Obviously, you'll have to have all of the movies in a collection with quick lookup times (like a Hashtable) in order to find them by ID. Of course, with a zillion items, you're going to be hard pressed to fit all this into memory. Hence the Relational Database.

3
votes

It seems like there are two parallel structures here. First, you need a lookup table that can map from IDs to movies. Second, you need to maintain some sort of priority queue that can be used to track the top ten movies overall.

One way to solve this problem would be to simply maintain these two structures concurrently. Since you know that each movie has an integral ID, you could either store the movies in a giant array, or if you expect the IDs to be sparse in a hash table. Additionally, you could maintain a priority queue (perhaps backed by a binary or binomial heap) that stores all movies with priority equal to their rating. This would allow you to determine the top ten movies by dequeuing ten elements from the priority queue and then reinserting them.

However, to squeeze more performance out of your priority queue, I'd suggest using a slightly modified queue structure in which you have an array of the top ten movies in sorted order and a priority queue of all other movies that are not in the top ten. Whenever you update the priority of a movie, you could do the following:

  1. If the movie is in the top-ten array, remove it from that array and shuffle the elements after it up one spot. Then insert it into the priority queue with its new rating.

  2. Otherwise, use the priority queue's decrease-key function to reduce its key. If the rating is now higher than the tenth-most popular movie in the top ten list, remove that movie from the top ten list and insert it into the priority queue. Otherwise, we are done.

  3. (At this point, the element is now in the priority queue at its proper location, and the top ten movies array has nine elements in it)
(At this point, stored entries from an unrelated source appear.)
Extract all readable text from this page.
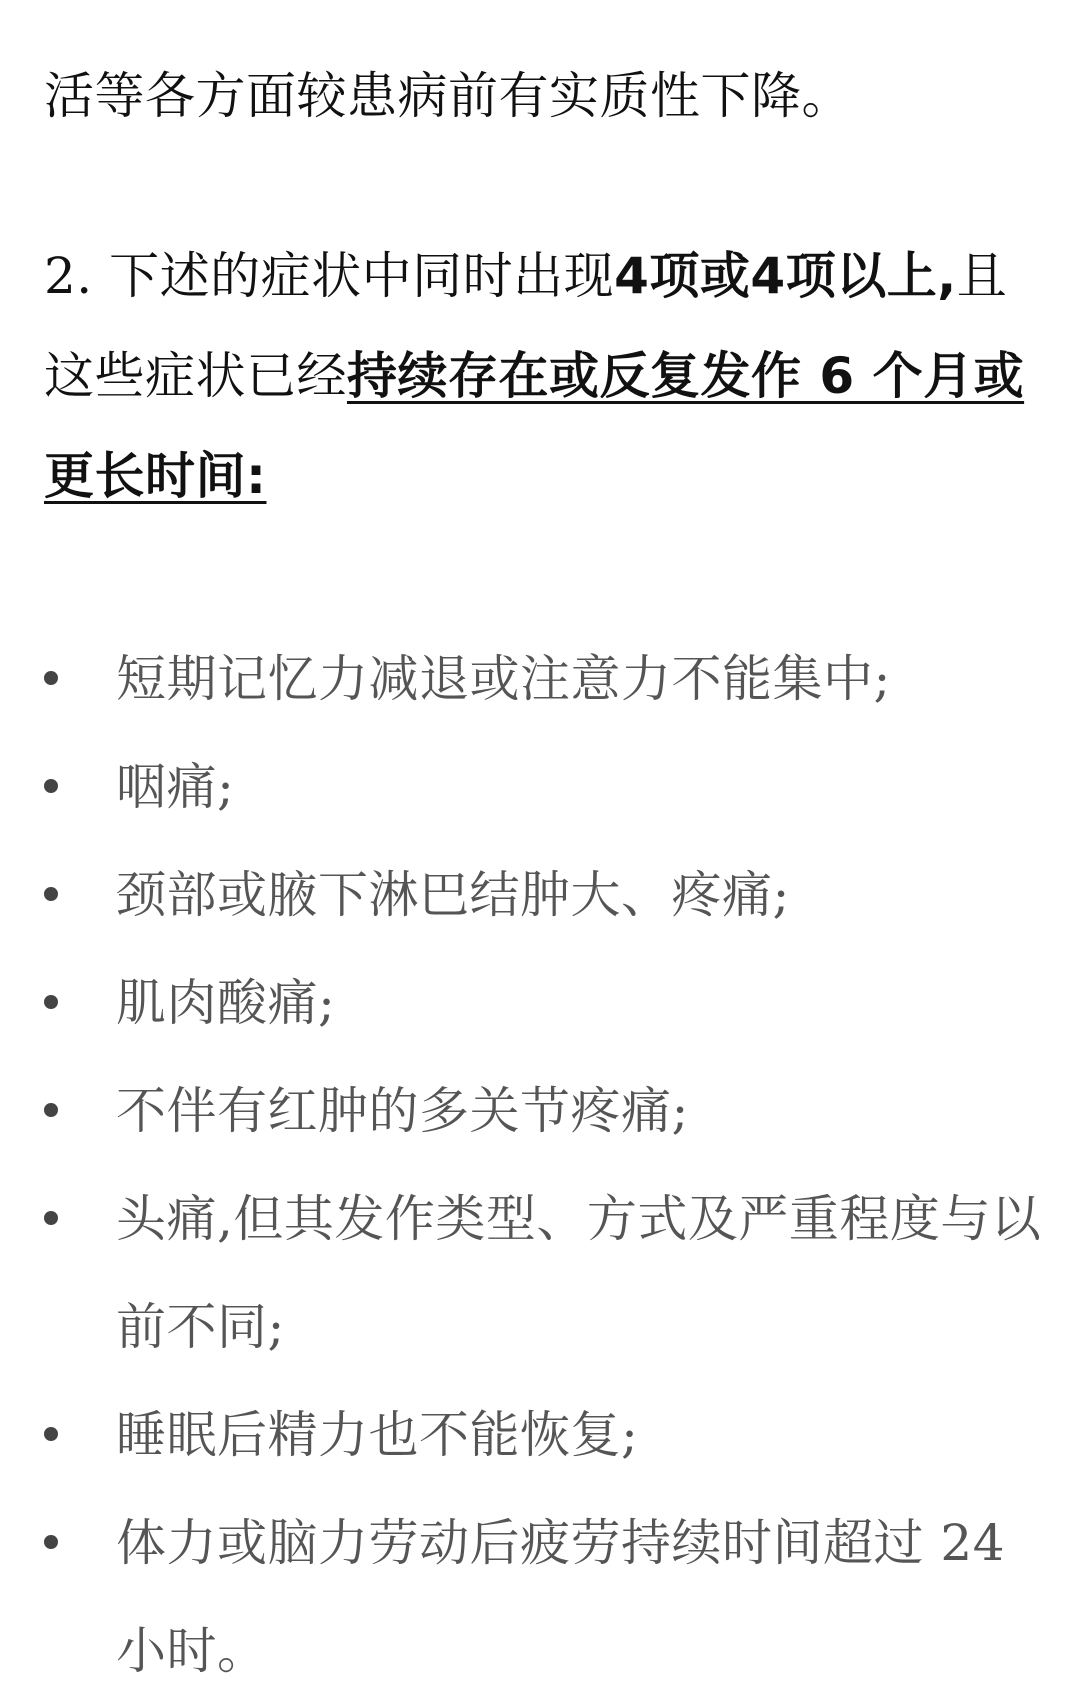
活等各方面较患病前有实质性下降。

2. 下述的症状中同时出现4项或4项以上,且这些症状已经持续存在或反复发作 6 个月或更长时间:

短期记忆力减退或注意力不能集中;
咽痛;
颈部或腋下淋巴结肿大、疼痛;
肌肉酸痛;
不伴有红肿的多关节疼痛;
头痛,但其发作类型、方式及严重程度与以前不同;
睡眠后精力也不能恢复;
体力或脑力劳动后疲劳持续时间超过 24 小时。
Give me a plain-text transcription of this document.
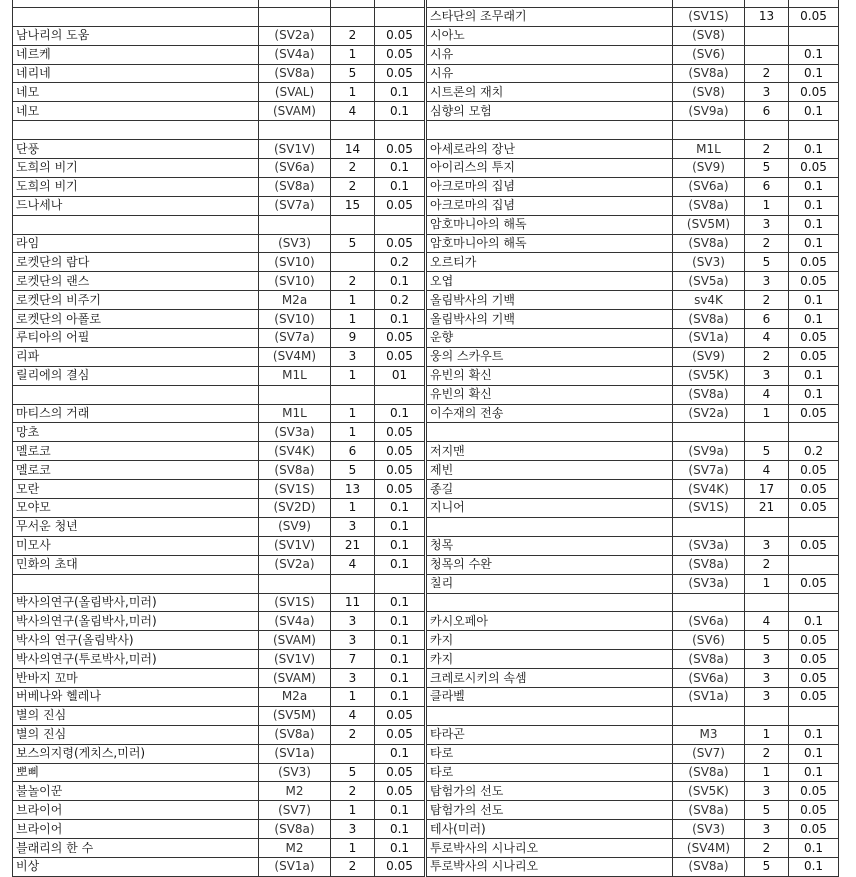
남나리의 도움	(SV2a)	2	0.05
네르케	(SV4a)	1	0.05
네리네	(SV8a)	5	0.05
네모	(SVAL)	1	0.1
네모	(SVAM)	4	0.1

단풍	(SV1V)	14	0.05
도희의 비기	(SV6a)	2	0.1
도희의 비기	(SV8a)	2	0.1
드나세나	(SV7a)	15	0.05

라임	(SV3)	5	0.05
로켓단의 람다	(SV10)		0.2
로켓단의 랜스	(SV10)	2	0.1
로켓단의 비주기	M2a	1	0.2
로켓단의 아폴로	(SV10)	1	0.1
루티아의 어필	(SV7a)	9	0.05
리파	(SV4M)	3	0.05
릴리에의 결심	M1L	1	01

마티스의 거래	M1L	1	0.1
망초	(SV3a)	1	0.05
멜로코	(SV4K)	6	0.05
멜로코	(SV8a)	5	0.05
모란	(SV1S)	13	0.05
모야모	(SV2D)	1	0.1
무서운 청년	(SV9)	3	0.1
미모사	(SV1V)	21	0.1
민화의 초대	(SV2a)	4	0.1

박사의연구(올림박사,미러)	(SV1S)	11	0.1
박사의연구(올림박사,미러)	(SV4a)	3	0.1
박사의 연구(올림박사)	(SVAM)	3	0.1
박사의연구(투로박사,미러)	(SV1V)	7	0.1
반바지 꼬마	(SVAM)	3	0.1
버베나와 헬레나	M2a	1	0.1
별의 진심	(SV5M)	4	0.05
별의 진심	(SV8a)	2	0.05
보스의지령(게치스,미러)	(SV1a)		0.1
뽀삐	(SV3)	5	0.05
불놀이꾼	M2	2	0.05
브라이어	(SV7)	1	0.1
브라이어	(SV8a)	3	0.1
블래리의 한 수	M2	1	0.1
비상	(SV1a)	2	0.05

스타단의 조무래기	(SV1S)	13	0.05
시아노	(SV8)		
시유	(SV6)		0.1
시유	(SV8a)	2	0.1
시트론의 재치	(SV8)	3	0.05
심향의 모험	(SV9a)	6	0.1

아세로라의 장난	M1L	2	0.1
아이리스의 투지	(SV9)	5	0.05
아크로마의 집념	(SV6a)	6	0.1
아크로마의 집념	(SV8a)	1	0.1
암호마니아의 해독	(SV5M)	3	0.1
암호마니아의 해독	(SV8a)	2	0.1
오르티가	(SV3)	5	0.05
오엽	(SV5a)	3	0.05
올림박사의 기백	sv4K	2	0.1
올림박사의 기백	(SV8a)	6	0.1
운향	(SV1a)	4	0.05
웅의 스카우트	(SV9)	2	0.05
유빈의 확신	(SV5K)	3	0.1
유빈의 확신	(SV8a)	4	0.1
이수재의 전송	(SV2a)	1	0.05

저지맨	(SV9a)	5	0.2
제빈	(SV7a)	4	0.05
종길	(SV4K)	17	0.05
지니어	(SV1S)	21	0.05

청목	(SV3a)	3	0.05
청목의 수완	(SV8a)	2	
칠리	(SV3a)	1	0.05

카시오페아	(SV6a)	4	0.1
카지	(SV6)	5	0.05
카지	(SV8a)	3	0.05
크레로시키의 속셈	(SV6a)	3	0.05
클라벨	(SV1a)	3	0.05

타라곤	M3	1	0.1
타로	(SV7)	2	0.1
타로	(SV8a)	1	0.1
탐험가의 선도	(SV5K)	3	0.05
탐험가의 선도	(SV8a)	5	0.05
테사(미러)	(SV3)	3	0.05
투로박사의 시나리오	(SV4M)	2	0.1
투로박사의 시나리오	(SV8a)	5	0.1
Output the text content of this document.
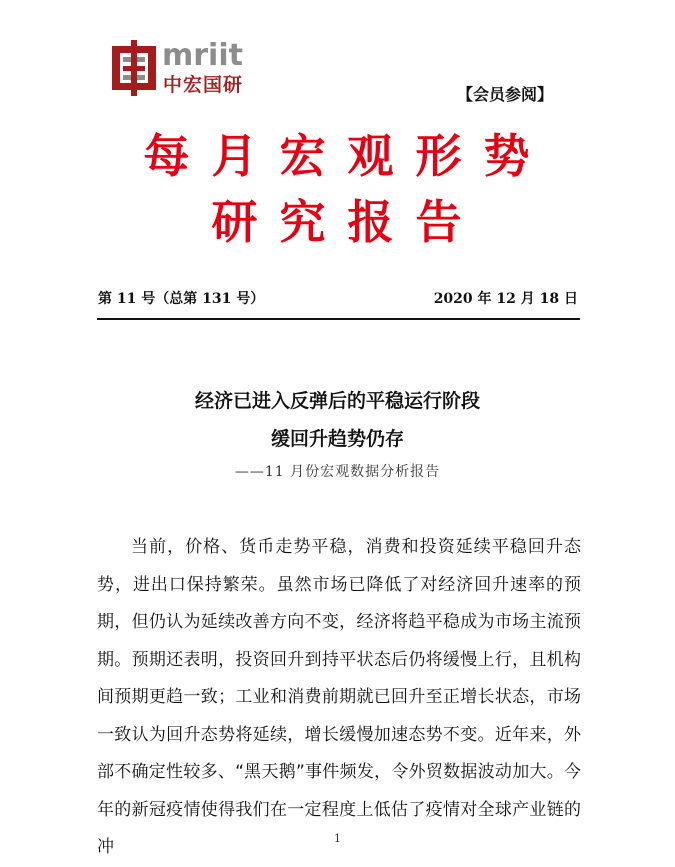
mriit
中宏国研	【会员参阅】
每月宏观形势
研究报告
第 11 号（总第 131 号）	2020 年 12 月 18 日
经济已进入反弹后的平稳运行阶段
缓回升趋势仍存
——11 月份宏观数据分析报告

当前，价格、货币走势平稳，消费和投资延续平稳回升态势，进出口保持繁荣。虽然市场已降低了对经济回升速率的预期，但仍认为延续改善方向不变，经济将趋平稳成为市场主流预期。预期还表明，投资回升到持平状态后仍将缓慢上行，且机构间预期更趋一致；工业和消费前期就已回升至正增长状态，市场一致认为回升态势将延续，增长缓慢加速态势不变。近年来，外部不确定性较多、“黑天鹅”事件频发，令外贸数据波动加大。今年的新冠疫情使得我们在一定程度上低估了疫情对全球产业链的冲	1
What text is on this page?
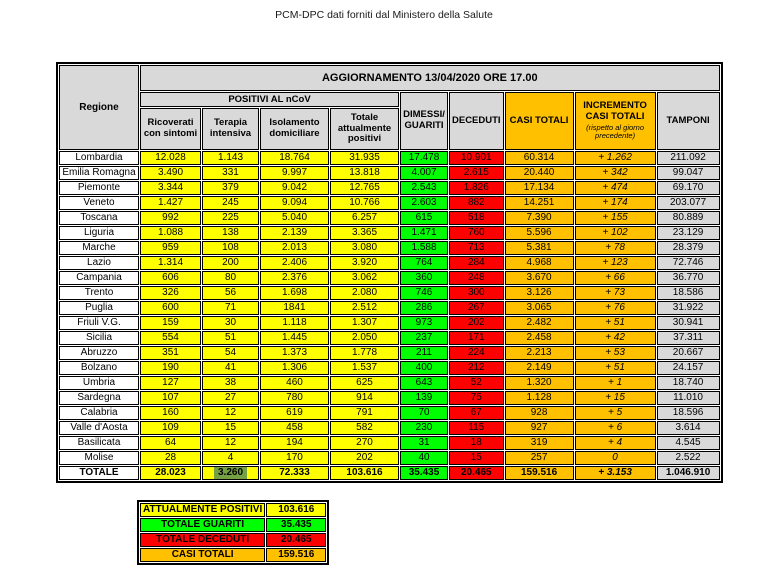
PCM-DPC dati forniti dal Ministero della Salute
Regione	AGGIORNAMENTO 13/04/2020 ORE 17.00								
	POSITIVI AL nCoV				DIMESSI/ GUARITI	DECEDUTI	CASI TOTALI	INCREMENTO CASI TOTALI
(rispetto al giorno precedente)	TAMPONI
	Ricoverati con sintomi	Terapia intensiva	Isolamento domiciliare	Totale attualmente positivi					
Lombardia	12.028	1.143	18.764	31.935	17.478	10.901	60.314	+ 1.262	211.092
Emilia Romagna	3.490	331	9.997	13.818	4.007	2.615	20.440	+ 342	99.047
Piemonte	3.344	379	9.042	12.765	2.543	1.826	17.134	+ 474	69.170
Veneto	1.427	245	9.094	10.766	2.603	882	14.251	+ 174	203.077
Toscana	992	225	5.040	6.257	615	518	7.390	+ 155	80.889
Liguria	1.088	138	2.139	3.365	1.471	760	5.596	+ 102	23.129
Marche	959	108	2.013	3.080	1.588	713	5.381	+ 78	28.379
Lazio	1.314	200	2.406	3.920	764	284	4.968	+ 123	72.746
Campania	606	80	2.376	3.062	360	248	3.670	+ 66	36.770
Trento	326	56	1.698	2.080	746	300	3.126	+ 73	18.586
Puglia	600	71	1841	2.512	286	267	3.065	+ 76	31.922
Friuli V.G.	159	30	1.118	1.307	973	202	2.482	+ 51	30.941
Sicilia	554	51	1.445	2.050	237	171	2.458	+ 42	37.311
Abruzzo	351	54	1.373	1.778	211	224	2.213	+ 53	20.667
Bolzano	190	41	1.306	1.537	400	212	2.149	+ 51	24.157
Umbria	127	38	460	625	643	52	1.320	+ 1	18.740
Sardegna	107	27	780	914	139	75	1.128	+ 15	11.010
Calabria	160	12	619	791	70	67	928	+ 5	18.596
Valle d'Aosta	109	15	458	582	230	115	927	+ 6	3.614
Basilicata	64	12	194	270	31	18	319	+ 4	4.545
Molise	28	4	170	202	40	15	257	0	2.522
TOTALE	28.023	3.260	72.333	103.616	35.435	20.465	159.516	+ 3.153	1.046.910
ATTUALMENTE POSITIVI	103.616
TOTALE GUARITI	35.435
TOTALE DECEDUTI	20.465
CASI TOTALI	159.516
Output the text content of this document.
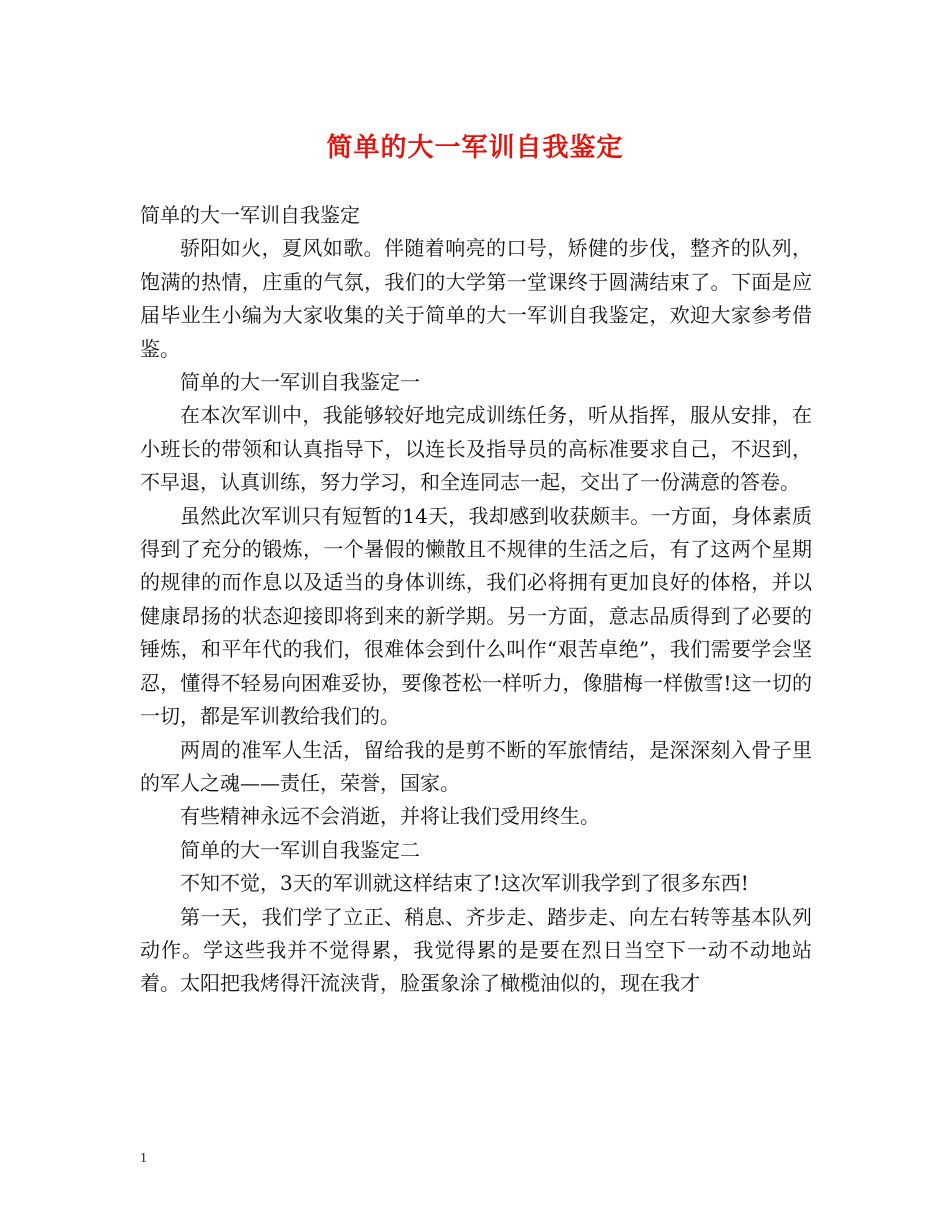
简单的大一军训自我鉴定

简单的大一军训自我鉴定

骄阳如火，夏风如歌。伴随着响亮的口号，矫健的步伐，整齐的队列，饱满的热情，庄重的气氛，我们的大学第一堂课终于圆满结束了。下面是应届毕业生小编为大家收集的关于简单的大一军训自我鉴定，欢迎大家参考借鉴。

简单的大一军训自我鉴定一

在本次军训中，我能够较好地完成训练任务，听从指挥，服从安排，在小班长的带领和认真指导下，以连长及指导员的高标准要求自己，不迟到，不早退，认真训练，努力学习，和全连同志一起，交出了一份满意的答卷。

虽然此次军训只有短暂的14天，我却感到收获颇丰。一方面，身体素质得到了充分的锻炼，一个暑假的懒散且不规律的生活之后，有了这两个星期的规律的而作息以及适当的身体训练，我们必将拥有更加良好的体格，并以健康昂扬的状态迎接即将到来的新学期。另一方面，意志品质得到了必要的锤炼，和平年代的我们，很难体会到什么叫作“艰苦卓绝”，我们需要学会坚忍，懂得不轻易向困难妥协，要像苍松一样听力，像腊梅一样傲雪!这一切的一切，都是军训教给我们的。

两周的准军人生活，留给我的是剪不断的军旅情结，是深深刻入骨子里的军人之魂——责任，荣誉，国家。

有些精神永远不会消逝，并将让我们受用终生。

简单的大一军训自我鉴定二

不知不觉，3天的军训就这样结束了!这次军训我学到了很多东西!

第一天，我们学了立正、稍息、齐步走、踏步走、向左右转等基本队列动作。学这些我并不觉得累，我觉得累的是要在烈日当空下一动不动地站着。太阳把我烤得汗流浃背，脸蛋象涂了橄榄油似的，现在我才

1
  4. Use the priority queue's dequeue-max function to extract the most popular movie from the priority queue, then use a simple insertion sort to insert it into the array of the top ten most popular movies.

The overall time complexity for this approach (assuming you use a binary or binomial heap) is O(k2 + lg n), where k is the number of elements in the top-ten list and n is the total number of movies. On average, it runs in O(lg n) time, since chances are you don't need to update the top ten list. In either case, since k is small (ten), I'd assume that this would work very quickly. Moreover, it gives you O(1) lookup for any of the top k movies, which I expect will be a pretty common operation.

Hope this helps!

1
votes

If you need to access the entire data set sorted and I would suggest using a sorted tree and compare your items by rating.

If, however, you only need to view the top ten. Then you could use a sorted deque, and every time you update an item's rating add it to the deque and immediatly trim it to no more than 10 items (unless you use a bounded implementation, then that is done for you).

0
votes

To populate the top 10 list initially you'll have to make a pass over all the data. However, after that you could keep the rating of the #10 movie and, each time a vote is cast, update the top 10 only if the updated movie's rating is greater than or equal to the rating of #10. Anything less than that average rating would not affect the top 10.

Also, I'd store the data in a relational database as has already been suggested, and keep only the top 10 in memory.